One thing about Polish vodka that makes it interesting is that it is one of the most regulated types of spirit in existence. As a distiller, you can't legally buy cheaper rye from Russia or China, import it in, and make Polish vodka. All of the base materials (either rye, wheat, or potatoes) must be Polish, the water must come from Poland, and the product must of course be distilled in Poland. European law also recognizes Polish vodka as having its own geographical appellation, further stating that it may not have further additives besides water (this does not count for "flavored" vodka, of course, which is its own category). Belvedere is just one of several outstanding Polish vodkas we carry at K&L. Potocki and Chopin (made from potatoes) are also quite good. But, of course, they've been making vodka in Poland for centuries, so you'd expect that right?

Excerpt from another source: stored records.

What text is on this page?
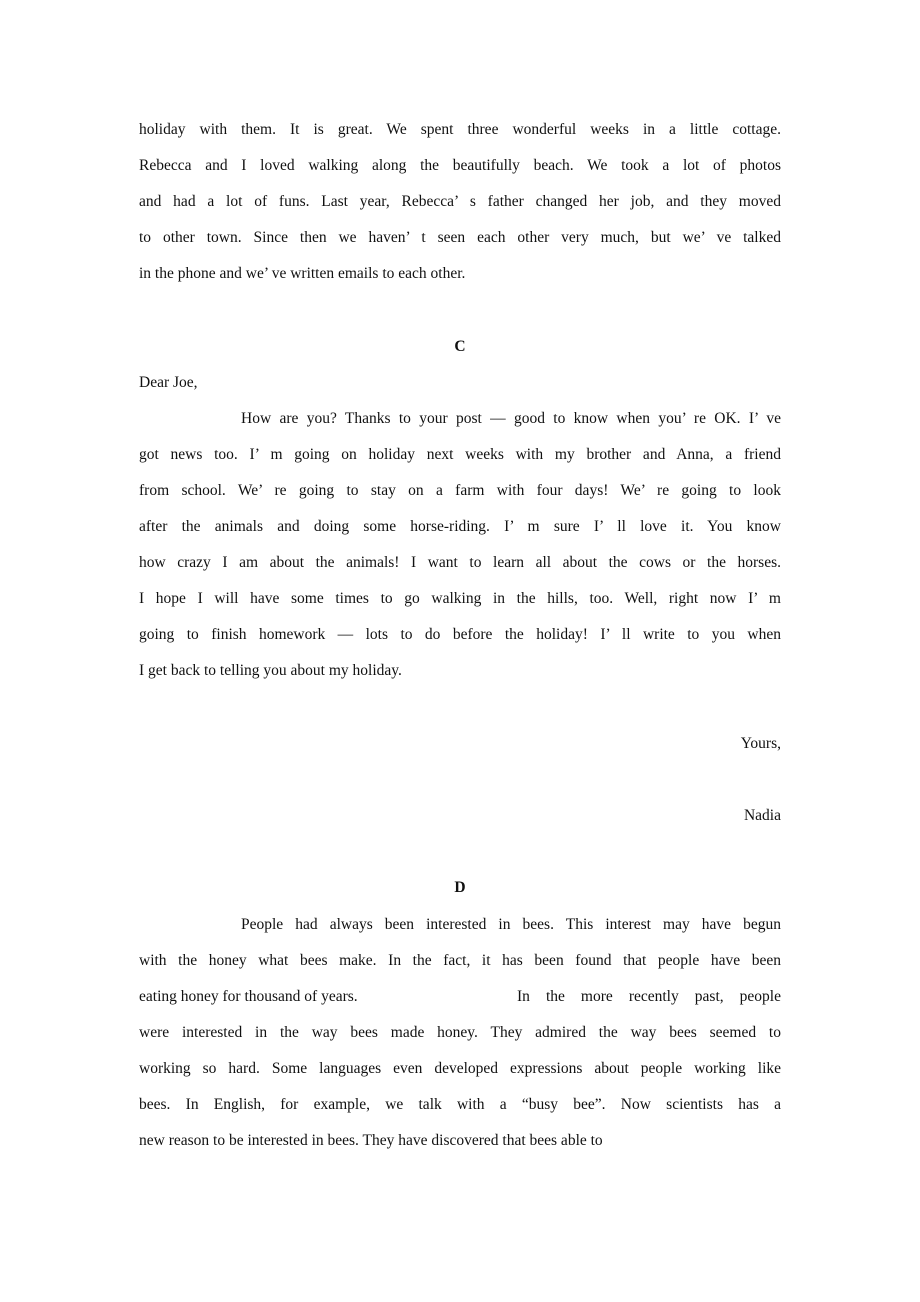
holiday with them. It is great. We spent three wonderful weeks in a little cottage.
Rebecca and I loved walking along the beautifully beach. We took a lot of photos
and had a lot of funs. Last year, Rebecca’ s father changed her job, and they moved
to other town. Since then we haven’ t seen each other very much, but we’ ve talked
in the phone and we’ ve written emails to each other.
C
Dear Joe,
How are you? Thanks to your post — good to know when you’ re OK. I’ ve
got news too. I’ m going on holiday next weeks with my brother and Anna, a friend
from school. We’ re going to stay on a farm with four days! We’ re going to look
after the animals and doing some horse-riding. I’ m sure I’ ll love it. You know
how crazy I am about the animals! I want to learn all about the cows or the horses.
I hope I will have some times to go walking in the hills, too. Well, right now I’ m
going to finish homework — lots to do before the holiday! I’ ll write to you when
I get back to telling you about my holiday.
Yours,
Nadia
D
People had always been interested in bees. This interest may have begun
with the honey what bees make. In the fact, it has been found that people have been
eating honey for thousand of years.	In the more recently past, people
were interested in the way bees made honey. They admired the way bees seemed to
working so hard. Some languages even developed expressions about people working like
bees. In English, for example, we talk with a “busy bee”. Now scientists has a
new reason to be interested in bees. They have discovered that bees able to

There is a tradition of drinking and distilling vodka in Eastern Europe and it definitely shows when you compare their products next to vodkas from American and elsewhere. Maybe it's because they take it more seriously? Maybe it's because they're not rolling their eyes and holding their breath as they make each batch, knowing that it's just a way to make money while they're waiting for their whiskey to age?
We'll see! More vodka information coming later.